News | January 12, 2012

WWEMA Window: A Retrospective View From Washington

By Dawn Kristof Champney, President, Water and Wastewater Equipment Manufacturers Association

With 2012 upon us, it is a good time to reflect on what has been accomplished over the course of the past year. As the principal advocate for water and wastewater solution providers to legislative and regulatory bodies, WWEMA dedicates significant resources to tracking, analyzing, and reporting on the inner workings of Congress as it relates to issues that may impact future market opportunities and the ability for companies that manufacture and sell products and services to the water and wastewater industries to compete effectively in the domestic and global arena.

Last year presented several excellent opportunities to enact legislative proposals that will help expand business for our members, while at the same time prevent onerous federal requirements that stifle their competitiveness.

On the domestic front, the U.S. House of Representatives passed a U.S. Coast Guard reauthorization bill containing an important provision that would establish a national treatment standard for ballast water discharges and require vessels entering U.S. ports to install treatment technologies produced by our members to meet that standard. While the bill works its way through the Senate, the U.S. Environmental Protection Agency (EPA) has taken its own action by issuing a proposed rule mandating the same. This has been a decade-long effort to establish a uniform, national standard to prevent invasive species from entering U.S. waterways through ballast water discharges. With 68,000 vessels expected to be equipped with treatment technology at an estimated cost of $1 million each, the enormous market potential speaks for itself.

The all-important clean water and drinking water State Revolving Fund (SRF) programs were spared the fiscal rod by Congress just before adjournment when it enacted a bill to fund most federal government operations for the balance of fiscal year 2012. Suffering a slight cut (3.9%) from prior year's funding, the clean water SRF received $1.469 billion and the drinking water SRF another $919 million.

Momentum continues to build for alternative funding measures to address the nation's deteriorating infrastructure, including one that would remove water and wastewater projects from state caps on issuance of tax-exempt private activity bonds. WWEMA, along with a coalition of several key industry organizations, has been working aggressively on Capitol Hill to generate support for the "Sustainable Water Infrastructure Investment Act of 2011" (H.R. 1802 / S. 939). By year end, 56 congressmen and seven key senators have sponsored this bipartisan bill. This measure could conservatively generate an additional $5 billion being invested annually in water and wastewater infrastructure projects, and create more than 135,000 jobs, at a nominal cost to the U.S. Treasury of $35 million annually in lost tax revenue. An all-out effort will be made to secure passage of this critical legislation in 2012.

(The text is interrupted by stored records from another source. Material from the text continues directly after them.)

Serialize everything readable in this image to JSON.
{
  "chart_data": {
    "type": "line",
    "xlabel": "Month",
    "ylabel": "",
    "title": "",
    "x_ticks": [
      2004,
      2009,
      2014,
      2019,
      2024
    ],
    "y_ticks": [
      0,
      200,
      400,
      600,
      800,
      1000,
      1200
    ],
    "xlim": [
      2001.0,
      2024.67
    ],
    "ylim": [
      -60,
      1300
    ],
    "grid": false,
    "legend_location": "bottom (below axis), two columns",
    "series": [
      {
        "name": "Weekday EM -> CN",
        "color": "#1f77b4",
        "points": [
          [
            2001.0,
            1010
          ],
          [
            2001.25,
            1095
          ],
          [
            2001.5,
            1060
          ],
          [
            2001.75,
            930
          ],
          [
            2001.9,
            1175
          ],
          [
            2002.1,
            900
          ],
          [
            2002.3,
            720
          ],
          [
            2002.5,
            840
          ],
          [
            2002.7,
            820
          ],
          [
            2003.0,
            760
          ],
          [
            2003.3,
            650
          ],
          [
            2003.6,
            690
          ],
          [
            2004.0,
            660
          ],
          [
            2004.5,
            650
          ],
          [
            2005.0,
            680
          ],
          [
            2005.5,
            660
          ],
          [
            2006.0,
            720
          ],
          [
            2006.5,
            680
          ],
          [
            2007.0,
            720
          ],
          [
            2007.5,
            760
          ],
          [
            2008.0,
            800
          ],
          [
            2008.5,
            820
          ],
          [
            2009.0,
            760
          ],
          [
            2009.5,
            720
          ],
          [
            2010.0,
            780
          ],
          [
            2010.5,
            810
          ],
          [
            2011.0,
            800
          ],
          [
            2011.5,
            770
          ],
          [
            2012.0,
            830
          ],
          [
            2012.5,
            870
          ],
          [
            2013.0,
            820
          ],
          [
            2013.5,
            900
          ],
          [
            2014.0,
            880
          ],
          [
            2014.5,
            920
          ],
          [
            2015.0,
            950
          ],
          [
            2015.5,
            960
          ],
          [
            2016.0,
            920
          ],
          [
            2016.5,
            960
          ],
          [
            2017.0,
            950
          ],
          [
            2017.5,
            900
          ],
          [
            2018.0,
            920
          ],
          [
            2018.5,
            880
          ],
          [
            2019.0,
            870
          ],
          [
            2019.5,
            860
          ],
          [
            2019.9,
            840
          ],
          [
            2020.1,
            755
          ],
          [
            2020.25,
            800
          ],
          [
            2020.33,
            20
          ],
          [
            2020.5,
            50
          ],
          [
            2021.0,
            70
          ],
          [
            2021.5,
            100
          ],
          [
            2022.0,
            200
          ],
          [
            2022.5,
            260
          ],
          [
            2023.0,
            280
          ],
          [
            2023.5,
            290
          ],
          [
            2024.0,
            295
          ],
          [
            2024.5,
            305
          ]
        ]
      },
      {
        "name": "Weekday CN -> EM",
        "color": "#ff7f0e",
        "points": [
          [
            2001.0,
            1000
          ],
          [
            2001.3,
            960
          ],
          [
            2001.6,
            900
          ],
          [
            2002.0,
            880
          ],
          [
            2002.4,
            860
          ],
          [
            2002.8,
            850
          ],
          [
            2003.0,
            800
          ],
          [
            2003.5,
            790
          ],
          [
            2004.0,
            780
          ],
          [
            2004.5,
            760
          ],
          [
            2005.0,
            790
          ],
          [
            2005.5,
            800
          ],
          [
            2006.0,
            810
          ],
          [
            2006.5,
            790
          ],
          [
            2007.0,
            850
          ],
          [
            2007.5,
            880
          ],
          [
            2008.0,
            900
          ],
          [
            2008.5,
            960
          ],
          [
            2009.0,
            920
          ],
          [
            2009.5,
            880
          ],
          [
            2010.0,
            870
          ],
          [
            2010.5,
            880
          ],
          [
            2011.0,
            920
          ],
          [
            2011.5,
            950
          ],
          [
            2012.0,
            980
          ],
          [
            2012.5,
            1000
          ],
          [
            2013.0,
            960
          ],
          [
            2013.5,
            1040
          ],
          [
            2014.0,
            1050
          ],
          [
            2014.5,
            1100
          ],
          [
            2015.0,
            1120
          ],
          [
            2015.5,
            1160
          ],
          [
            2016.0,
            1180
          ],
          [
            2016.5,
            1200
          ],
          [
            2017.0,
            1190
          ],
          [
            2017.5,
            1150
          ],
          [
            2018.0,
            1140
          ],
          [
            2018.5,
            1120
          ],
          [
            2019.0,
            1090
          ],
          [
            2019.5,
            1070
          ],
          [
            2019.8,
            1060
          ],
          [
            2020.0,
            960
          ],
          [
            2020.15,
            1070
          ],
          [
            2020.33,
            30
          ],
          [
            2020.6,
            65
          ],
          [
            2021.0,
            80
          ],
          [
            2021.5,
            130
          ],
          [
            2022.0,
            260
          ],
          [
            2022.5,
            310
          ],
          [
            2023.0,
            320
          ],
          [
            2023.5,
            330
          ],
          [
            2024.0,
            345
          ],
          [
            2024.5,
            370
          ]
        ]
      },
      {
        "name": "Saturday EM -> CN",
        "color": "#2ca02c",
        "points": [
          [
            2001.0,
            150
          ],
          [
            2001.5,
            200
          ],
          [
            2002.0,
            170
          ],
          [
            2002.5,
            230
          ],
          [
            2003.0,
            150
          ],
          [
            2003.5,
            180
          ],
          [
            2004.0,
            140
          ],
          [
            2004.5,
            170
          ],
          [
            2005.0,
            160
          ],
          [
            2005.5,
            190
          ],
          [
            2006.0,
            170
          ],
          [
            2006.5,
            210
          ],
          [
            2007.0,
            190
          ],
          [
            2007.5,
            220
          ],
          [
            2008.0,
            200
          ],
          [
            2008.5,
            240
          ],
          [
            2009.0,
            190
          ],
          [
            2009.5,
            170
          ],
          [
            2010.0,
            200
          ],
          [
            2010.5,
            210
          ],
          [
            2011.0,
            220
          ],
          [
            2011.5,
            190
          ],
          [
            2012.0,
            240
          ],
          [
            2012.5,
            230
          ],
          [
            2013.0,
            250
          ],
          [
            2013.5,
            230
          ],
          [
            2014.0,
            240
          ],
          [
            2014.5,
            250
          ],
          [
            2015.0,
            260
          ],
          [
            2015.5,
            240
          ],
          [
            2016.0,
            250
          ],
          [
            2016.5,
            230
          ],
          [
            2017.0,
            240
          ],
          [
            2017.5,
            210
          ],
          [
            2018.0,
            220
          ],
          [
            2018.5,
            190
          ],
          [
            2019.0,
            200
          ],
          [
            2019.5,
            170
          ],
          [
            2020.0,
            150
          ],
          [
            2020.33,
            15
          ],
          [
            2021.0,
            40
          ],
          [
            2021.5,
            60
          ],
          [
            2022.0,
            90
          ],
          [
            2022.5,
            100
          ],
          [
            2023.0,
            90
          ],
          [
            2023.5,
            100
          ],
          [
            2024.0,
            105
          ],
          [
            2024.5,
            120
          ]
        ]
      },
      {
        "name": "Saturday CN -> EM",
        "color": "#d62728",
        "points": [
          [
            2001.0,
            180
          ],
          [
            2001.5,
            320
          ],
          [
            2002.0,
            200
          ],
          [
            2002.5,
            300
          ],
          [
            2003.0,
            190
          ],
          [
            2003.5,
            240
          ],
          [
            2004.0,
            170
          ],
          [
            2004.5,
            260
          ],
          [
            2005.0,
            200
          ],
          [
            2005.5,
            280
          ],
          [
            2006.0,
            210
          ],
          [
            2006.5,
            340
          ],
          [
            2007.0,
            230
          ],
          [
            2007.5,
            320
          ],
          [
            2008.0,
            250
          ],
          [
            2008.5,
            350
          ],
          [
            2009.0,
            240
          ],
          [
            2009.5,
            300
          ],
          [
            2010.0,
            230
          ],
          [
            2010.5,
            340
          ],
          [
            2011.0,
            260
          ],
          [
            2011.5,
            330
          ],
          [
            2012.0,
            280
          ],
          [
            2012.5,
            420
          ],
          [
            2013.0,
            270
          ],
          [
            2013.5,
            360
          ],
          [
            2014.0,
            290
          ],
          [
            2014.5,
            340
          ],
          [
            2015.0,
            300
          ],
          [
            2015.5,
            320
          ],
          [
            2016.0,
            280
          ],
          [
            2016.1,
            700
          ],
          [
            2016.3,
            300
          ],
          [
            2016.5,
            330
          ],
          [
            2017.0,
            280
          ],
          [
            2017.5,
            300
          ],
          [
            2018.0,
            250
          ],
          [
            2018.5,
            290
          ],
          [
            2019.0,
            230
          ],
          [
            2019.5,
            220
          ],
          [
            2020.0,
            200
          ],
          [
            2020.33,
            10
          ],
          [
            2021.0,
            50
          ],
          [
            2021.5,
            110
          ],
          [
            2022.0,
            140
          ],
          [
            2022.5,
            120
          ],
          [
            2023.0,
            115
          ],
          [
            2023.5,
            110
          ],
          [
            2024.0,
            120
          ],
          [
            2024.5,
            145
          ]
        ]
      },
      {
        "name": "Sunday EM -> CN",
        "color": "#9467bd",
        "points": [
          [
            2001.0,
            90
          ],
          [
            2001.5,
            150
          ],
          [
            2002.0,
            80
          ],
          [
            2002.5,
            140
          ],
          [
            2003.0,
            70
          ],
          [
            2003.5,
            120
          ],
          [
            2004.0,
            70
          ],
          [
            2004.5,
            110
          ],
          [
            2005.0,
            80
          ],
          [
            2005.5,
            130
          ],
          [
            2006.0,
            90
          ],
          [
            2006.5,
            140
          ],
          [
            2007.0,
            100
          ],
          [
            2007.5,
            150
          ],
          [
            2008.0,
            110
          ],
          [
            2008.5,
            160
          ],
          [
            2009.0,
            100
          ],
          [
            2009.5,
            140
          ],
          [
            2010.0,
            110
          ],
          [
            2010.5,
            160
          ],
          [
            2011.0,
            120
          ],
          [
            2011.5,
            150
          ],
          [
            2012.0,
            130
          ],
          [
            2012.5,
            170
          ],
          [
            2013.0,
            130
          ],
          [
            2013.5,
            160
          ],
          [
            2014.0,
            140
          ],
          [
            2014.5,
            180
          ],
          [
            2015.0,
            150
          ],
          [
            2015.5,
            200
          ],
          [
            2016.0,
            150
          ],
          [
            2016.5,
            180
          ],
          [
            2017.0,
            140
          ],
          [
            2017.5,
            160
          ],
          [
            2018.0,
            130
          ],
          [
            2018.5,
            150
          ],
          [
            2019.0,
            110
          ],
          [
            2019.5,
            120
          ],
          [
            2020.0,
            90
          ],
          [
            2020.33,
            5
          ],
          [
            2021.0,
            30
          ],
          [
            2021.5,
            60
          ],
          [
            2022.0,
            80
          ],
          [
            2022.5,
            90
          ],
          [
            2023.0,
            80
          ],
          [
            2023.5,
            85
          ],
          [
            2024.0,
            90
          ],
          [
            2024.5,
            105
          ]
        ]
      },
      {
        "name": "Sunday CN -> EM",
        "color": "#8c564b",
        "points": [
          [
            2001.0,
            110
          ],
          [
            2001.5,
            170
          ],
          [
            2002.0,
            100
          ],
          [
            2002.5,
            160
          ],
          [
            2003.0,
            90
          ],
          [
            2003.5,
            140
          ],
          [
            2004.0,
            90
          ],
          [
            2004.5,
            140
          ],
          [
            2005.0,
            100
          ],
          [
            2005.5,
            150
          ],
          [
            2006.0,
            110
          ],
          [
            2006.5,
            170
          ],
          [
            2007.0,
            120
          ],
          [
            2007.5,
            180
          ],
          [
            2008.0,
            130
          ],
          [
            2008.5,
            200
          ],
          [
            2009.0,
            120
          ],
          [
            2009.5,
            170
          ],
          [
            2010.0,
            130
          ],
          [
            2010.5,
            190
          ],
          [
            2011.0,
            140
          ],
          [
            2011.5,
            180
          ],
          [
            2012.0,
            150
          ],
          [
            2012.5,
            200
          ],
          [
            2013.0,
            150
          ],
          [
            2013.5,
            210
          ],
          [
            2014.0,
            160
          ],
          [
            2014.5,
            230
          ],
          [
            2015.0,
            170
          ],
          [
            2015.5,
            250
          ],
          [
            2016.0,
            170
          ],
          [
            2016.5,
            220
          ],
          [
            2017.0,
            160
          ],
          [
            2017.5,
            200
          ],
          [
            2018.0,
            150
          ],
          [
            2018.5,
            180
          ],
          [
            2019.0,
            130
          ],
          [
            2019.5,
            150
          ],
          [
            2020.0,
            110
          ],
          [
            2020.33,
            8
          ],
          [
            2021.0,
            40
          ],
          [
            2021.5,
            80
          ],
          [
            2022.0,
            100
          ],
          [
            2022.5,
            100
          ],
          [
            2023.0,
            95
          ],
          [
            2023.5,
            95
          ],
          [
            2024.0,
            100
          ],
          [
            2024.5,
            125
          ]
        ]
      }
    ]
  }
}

On the international front, WWEMA was enthusiastic with congressional passage of free trade agreements with Korea, Columbia and Panama — another effort years in the making. Once implemented by the respective countries, U.S. producers of water and wastewater products will have a competitive edge through the reduction of export tariffs. In Columbia alone, tariffs for environmental goods range from 9% to 20%. Tariffs on 56% of U.S. water and wastewater equipment exports will be immediately eliminated with an additional 4% over five years and the balance over 10 years. Similar reductions will occur in Korea and Panama.

Potential gains made by Congress to find new sources of funding of water and wastewater infrastructure and open up markets for U.S. water and wastewater equipment suppliers could be severely undermined by attempts to enact protectionist trade measures, such as Buy American, under the guise of job creation. While the sentiment may be valid, the reality is destructive.

U.S. manufacturers that depend on international supply chains to offer the highest-quality, cost-effective technologies are unable to compete at home, or must raise costs to find alternative suppliers. Municipalities have fewer, more costly choices, reducing the return on their limited capital investment dollars. U.S. companies further face the real risk of being locked out of foreign markets that implement their own domestic content rules in retaliation. Unfortunately, many in Congress still don't understand that international trade agreements do not cover municipal procurement, where most of our business is conducted, thus we do not enjoy the privileges afforded others engaged in federal procurement who can continue to do business with global trade partners and be assured that foreign markets will remain open.

May 2012 bring us enlightenment, encouragement, and endurance for what no doubt will be an entangled process as we move closer to the November elections!